What is the General Method for Deriving Cubic Roots?

[AndyCav]

I've been trying to derive general solutions for cubic roots, i.e. the general solutions of (will Latex just work?)

$ax^3+bx^2+cx+d=0$

I do not want to be shown the solutions - but does anyone know what direction to go into achieve this?

I thought I'd found solutions at one point but they relied on one of the solutions (the simplest in form) being $\sqrt{-c/a}$ and that doesn't appear to be true!

Andy

 

[AndyCav]

PS Anyone know how some peole are making Latex code work in their messages?

 

[AndyCav]

x_{0}=\sqrt{\frac{-c}{a}}

Ha ha, I appear to have found out!

 

[AndyCav]

This is what I tried:

f(x)=ax^3+bx^2+cx+d=0 is the general equation to solve, and intersects the y-axis a distance d from the origin.

So, consider f(x-x_0)=g(x) where x_0 is one solution of f(x)=0. As we have shifted the original function along the x-axis the new function g(x) now passes through the origin.

After substituting x-x_0 into f to get g, expand g to get it in the form g(x)=px^3+qx^2+rx+s.
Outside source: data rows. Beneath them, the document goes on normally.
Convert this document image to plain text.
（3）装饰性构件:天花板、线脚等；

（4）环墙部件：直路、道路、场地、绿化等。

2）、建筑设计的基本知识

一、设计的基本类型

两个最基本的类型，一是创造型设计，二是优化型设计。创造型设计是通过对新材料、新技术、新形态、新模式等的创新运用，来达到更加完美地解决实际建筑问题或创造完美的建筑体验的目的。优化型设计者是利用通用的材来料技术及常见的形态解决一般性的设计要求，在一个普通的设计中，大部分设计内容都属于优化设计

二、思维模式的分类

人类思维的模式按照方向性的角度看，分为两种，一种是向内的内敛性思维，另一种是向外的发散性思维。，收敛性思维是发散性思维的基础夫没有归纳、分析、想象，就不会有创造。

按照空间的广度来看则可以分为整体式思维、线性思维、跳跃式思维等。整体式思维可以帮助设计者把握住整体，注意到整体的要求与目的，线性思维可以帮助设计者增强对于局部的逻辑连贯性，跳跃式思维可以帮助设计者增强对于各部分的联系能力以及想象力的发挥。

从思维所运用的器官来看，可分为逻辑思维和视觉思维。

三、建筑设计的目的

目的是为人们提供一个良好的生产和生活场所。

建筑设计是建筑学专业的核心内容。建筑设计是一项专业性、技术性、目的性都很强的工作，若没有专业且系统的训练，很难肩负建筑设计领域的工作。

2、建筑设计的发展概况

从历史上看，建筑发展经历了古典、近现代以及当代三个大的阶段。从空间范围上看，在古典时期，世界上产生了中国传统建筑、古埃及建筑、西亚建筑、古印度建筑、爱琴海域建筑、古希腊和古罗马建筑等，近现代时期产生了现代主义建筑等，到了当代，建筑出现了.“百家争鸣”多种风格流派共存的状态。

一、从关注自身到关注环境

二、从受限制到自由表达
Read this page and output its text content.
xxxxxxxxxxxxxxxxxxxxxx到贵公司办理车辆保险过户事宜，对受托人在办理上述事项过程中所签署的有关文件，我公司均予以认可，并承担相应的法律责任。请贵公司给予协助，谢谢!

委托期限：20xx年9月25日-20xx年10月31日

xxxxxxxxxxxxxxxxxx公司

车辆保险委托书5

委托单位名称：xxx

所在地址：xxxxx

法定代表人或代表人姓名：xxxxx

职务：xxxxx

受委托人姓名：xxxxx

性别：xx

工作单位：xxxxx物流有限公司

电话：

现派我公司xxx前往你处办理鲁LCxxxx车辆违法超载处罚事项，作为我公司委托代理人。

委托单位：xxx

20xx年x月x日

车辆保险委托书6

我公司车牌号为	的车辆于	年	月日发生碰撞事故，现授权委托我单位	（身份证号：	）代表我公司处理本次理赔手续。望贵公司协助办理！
As said above g passes through the origin so that s=0.

Therefore, s=0=d-ax_0^3+bx_0^2-cx_0. Rearranging for d in terms of x_0 and a, b and c and substituting back into the original form for f we get f(x)=a(x^3-x_0^3)+b(x^2-x_0^2)+c(x-x_0).

Now, as x_0 is by definition a solution of f; f(x_0)=0 we get:

ax_0^3+cx_0=0 which gives the trivial solution x_0=0 (i.e. d=0) and the two solutions

x_0=+-\sqrt{\frac{-c}{a}}.


These don't seem to work. Am I doing something stupid?

Andy

 

[AndyCav]

There's meant to be a sqaure root sign over that -c/a but it's not coming out on my screen.

x_0 is of course just one solution of the cubic.

 

[CRGreathouse]

If you have one solution x_0 to the cubic, you can just divide by x-x_0 to reduce it to a quadratic and you're done.

If you really want a general solution like Cardanno's, I think the first step would be to remove the bx^2 term by a change of variable.

 

[AndyCav]

Well I'm trying to derive all solutions generally so I don't have x_0 to begin with. That's a fantastic idea about the change of variable to remove the even term though...! Cheers! I'll have dinner then have another try.